La doppia faccia dell’antibiotico-resistenza. I geni che rendono i batteri più difficili da debellare si esprimono in modo “più complesso” nelle infezioni umane, rispetto alle colture in provetta. Questo potrebbe spiegare perché, finora, gli studi in laboratorio abbiano sottostimato il problema.
L’ultimo secolo di esperimenti di laboratorio ha permesso di comprendere aspetti importanti della fisiologia e del comportamento dei batteri in condizioni “standard”, cioè nel contesto controllato delle colture in provetta. Il problema con questi organismi è che alcune loro funzioni, comportamenti e modalità di crescita sono fortemente influenzate dall’ambiente in cui si moltiplicano: non è detto, perciò, che quanto studiato in modelli di laboratorio valga anche per le infezioni su pazienti in carne e ossa.
OSSERVAZIONI SUL CAMPO. Che cosa cambia, quindi, e in quale misura? Per provare a rispondere, un gruppo di biologi del Georgia Institute of Technology, ad Atlanta, ha confrontato il trascrittoma, ossia l’insieme di tutti gli RNA presenti nelle cellule, di alcune popolazioni del batterio patogeno Pseudomonas aeruginosa durante casi di infezione umana (in ferite o in polmoni con fibrosi cistica) e di alcune coltivate in vitro con diverse condizioni sperimentali.
Il trascrittoma non è altro che l’informazione genetica trascritta dal genoma, attraverso uno specifico set di enzimi. Se il genoma è il libretto delle istruzioni, o un vocabolario pieno di parole straniere, il trascrittoma è la loro interpretazione, e permette di capire come i geni di un organismo si esprimono.
DUE PESI, DUE MISURE. Usando tecniche di apprendimento automatico per trattare la gran mole di dati, gli scienziati hanno identificato una “firma” caratteristica nel trascrittoma del batterio durante le infezioni umane, che si differenzia in più punti da quella delle colture in vitro. I geni che conferiscono la resistenza antibiotica mostravano livelli di espressione molto più alti nelle infezioni umane, rispetto ai modelli di laboratorio. Questo potrebbe spiegare perché il problema sia spesso più grave nei riscontri reali, che negli scenari prospettati dagli studi scientifici.

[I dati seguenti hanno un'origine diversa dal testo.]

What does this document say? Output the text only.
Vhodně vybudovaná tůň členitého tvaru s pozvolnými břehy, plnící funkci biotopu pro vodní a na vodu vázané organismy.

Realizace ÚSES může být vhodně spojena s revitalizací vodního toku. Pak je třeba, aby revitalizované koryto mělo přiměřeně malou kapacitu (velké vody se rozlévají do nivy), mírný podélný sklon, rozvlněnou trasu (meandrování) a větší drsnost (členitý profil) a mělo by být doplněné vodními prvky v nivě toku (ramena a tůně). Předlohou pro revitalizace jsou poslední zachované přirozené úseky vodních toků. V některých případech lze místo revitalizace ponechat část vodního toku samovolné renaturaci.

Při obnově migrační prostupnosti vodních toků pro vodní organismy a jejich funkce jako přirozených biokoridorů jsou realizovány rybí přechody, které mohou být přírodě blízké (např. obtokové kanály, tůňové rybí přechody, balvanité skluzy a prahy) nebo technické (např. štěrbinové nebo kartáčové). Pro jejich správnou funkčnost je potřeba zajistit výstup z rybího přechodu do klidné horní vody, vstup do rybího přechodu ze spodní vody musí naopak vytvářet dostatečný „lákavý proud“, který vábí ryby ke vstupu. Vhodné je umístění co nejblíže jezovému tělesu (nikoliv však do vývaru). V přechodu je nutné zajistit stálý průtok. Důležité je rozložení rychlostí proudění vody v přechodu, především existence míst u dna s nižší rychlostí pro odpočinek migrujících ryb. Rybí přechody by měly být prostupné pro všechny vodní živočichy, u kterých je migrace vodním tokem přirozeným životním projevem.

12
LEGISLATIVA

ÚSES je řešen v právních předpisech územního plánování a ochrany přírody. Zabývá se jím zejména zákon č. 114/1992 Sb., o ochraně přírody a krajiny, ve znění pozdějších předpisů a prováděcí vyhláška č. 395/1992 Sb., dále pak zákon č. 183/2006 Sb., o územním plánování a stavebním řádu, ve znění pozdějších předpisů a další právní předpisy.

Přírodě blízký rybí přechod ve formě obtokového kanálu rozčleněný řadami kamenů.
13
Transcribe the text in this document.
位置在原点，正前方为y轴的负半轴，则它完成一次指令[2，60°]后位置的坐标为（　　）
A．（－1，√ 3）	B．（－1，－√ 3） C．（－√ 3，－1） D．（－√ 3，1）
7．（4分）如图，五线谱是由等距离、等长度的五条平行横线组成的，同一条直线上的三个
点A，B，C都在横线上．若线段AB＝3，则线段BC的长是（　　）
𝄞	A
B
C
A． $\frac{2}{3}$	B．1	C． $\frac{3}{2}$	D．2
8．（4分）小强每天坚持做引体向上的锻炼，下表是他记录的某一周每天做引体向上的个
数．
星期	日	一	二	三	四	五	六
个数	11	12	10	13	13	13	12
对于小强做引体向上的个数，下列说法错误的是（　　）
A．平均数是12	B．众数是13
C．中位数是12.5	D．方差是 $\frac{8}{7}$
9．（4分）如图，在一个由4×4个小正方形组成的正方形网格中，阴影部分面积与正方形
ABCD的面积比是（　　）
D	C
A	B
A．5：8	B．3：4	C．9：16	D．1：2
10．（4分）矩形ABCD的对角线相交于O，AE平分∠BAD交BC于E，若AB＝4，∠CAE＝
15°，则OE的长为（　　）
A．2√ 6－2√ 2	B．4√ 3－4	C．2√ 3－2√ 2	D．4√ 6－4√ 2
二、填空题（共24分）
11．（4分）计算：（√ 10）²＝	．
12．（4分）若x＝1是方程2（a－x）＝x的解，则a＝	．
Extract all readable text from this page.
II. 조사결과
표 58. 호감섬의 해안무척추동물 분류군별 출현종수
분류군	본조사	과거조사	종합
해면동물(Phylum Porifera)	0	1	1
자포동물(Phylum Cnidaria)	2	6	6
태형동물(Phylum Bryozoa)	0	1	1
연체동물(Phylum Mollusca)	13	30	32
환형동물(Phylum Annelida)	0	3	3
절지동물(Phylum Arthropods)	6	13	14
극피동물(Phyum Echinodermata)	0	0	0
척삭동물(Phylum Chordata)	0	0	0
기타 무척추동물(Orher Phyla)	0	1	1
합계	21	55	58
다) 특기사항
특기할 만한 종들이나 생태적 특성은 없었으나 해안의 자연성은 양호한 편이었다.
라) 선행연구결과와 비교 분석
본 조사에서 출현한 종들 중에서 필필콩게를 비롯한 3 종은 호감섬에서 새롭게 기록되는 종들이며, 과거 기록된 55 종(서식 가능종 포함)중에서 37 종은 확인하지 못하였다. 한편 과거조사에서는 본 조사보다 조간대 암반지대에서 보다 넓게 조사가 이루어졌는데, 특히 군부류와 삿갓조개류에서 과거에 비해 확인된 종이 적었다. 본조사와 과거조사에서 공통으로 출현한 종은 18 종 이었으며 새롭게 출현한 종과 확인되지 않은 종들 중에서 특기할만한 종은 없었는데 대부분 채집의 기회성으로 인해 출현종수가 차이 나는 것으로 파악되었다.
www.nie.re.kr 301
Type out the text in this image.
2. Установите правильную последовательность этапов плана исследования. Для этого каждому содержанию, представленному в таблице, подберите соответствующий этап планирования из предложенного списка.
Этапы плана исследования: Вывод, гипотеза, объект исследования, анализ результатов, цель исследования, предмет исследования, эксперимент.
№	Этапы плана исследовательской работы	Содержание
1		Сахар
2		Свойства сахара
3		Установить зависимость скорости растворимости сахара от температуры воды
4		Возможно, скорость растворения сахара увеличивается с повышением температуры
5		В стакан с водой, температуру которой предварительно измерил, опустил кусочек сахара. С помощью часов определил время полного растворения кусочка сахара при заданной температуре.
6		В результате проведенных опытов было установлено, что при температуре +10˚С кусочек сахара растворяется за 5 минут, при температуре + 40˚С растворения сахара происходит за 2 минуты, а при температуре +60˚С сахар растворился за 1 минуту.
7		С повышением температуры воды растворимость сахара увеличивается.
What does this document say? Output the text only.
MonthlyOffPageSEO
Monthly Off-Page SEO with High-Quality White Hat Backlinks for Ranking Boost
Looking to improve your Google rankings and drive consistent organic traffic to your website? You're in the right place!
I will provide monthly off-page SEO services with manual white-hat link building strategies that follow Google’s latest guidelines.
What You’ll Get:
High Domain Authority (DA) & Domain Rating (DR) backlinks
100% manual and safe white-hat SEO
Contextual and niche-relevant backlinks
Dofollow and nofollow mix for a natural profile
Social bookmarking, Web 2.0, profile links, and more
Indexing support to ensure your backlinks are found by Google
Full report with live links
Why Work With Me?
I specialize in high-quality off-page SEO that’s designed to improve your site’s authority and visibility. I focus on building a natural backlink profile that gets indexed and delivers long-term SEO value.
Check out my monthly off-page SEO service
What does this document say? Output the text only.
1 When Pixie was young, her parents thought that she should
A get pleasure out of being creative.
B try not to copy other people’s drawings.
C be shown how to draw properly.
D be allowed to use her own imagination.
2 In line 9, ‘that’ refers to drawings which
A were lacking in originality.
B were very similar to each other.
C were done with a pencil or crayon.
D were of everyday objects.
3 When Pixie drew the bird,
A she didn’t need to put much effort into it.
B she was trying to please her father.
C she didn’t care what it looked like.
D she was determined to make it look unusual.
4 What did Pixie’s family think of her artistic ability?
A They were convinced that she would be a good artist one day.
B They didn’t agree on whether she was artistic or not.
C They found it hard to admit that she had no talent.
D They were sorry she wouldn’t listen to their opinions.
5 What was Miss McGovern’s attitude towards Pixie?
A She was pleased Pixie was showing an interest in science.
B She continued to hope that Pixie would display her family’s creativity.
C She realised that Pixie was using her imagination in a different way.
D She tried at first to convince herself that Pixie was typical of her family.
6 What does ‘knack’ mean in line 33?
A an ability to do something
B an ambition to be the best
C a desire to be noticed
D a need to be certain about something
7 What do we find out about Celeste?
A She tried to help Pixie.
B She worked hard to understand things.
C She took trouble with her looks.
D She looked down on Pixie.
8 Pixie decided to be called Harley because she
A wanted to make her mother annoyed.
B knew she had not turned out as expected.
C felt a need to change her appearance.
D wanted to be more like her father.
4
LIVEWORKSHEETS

COLTO IN FLAGRANTE. Il team ha sfruttato il machine learning per capire quali siano i gruppi di geni la cui espressione subisce le oscillazioni maggiori: anche in quelli coinvolti nella comunicazione cellulare e nel metabolismo del batterio sono state trovate differenze importanti. Conoscere più a fondo l’espressione genetica dei batteri resistenti alle cure è un passo fondamentale per sviluppare terapie farmacologiche più efficaci, e modelli di studio più accurati.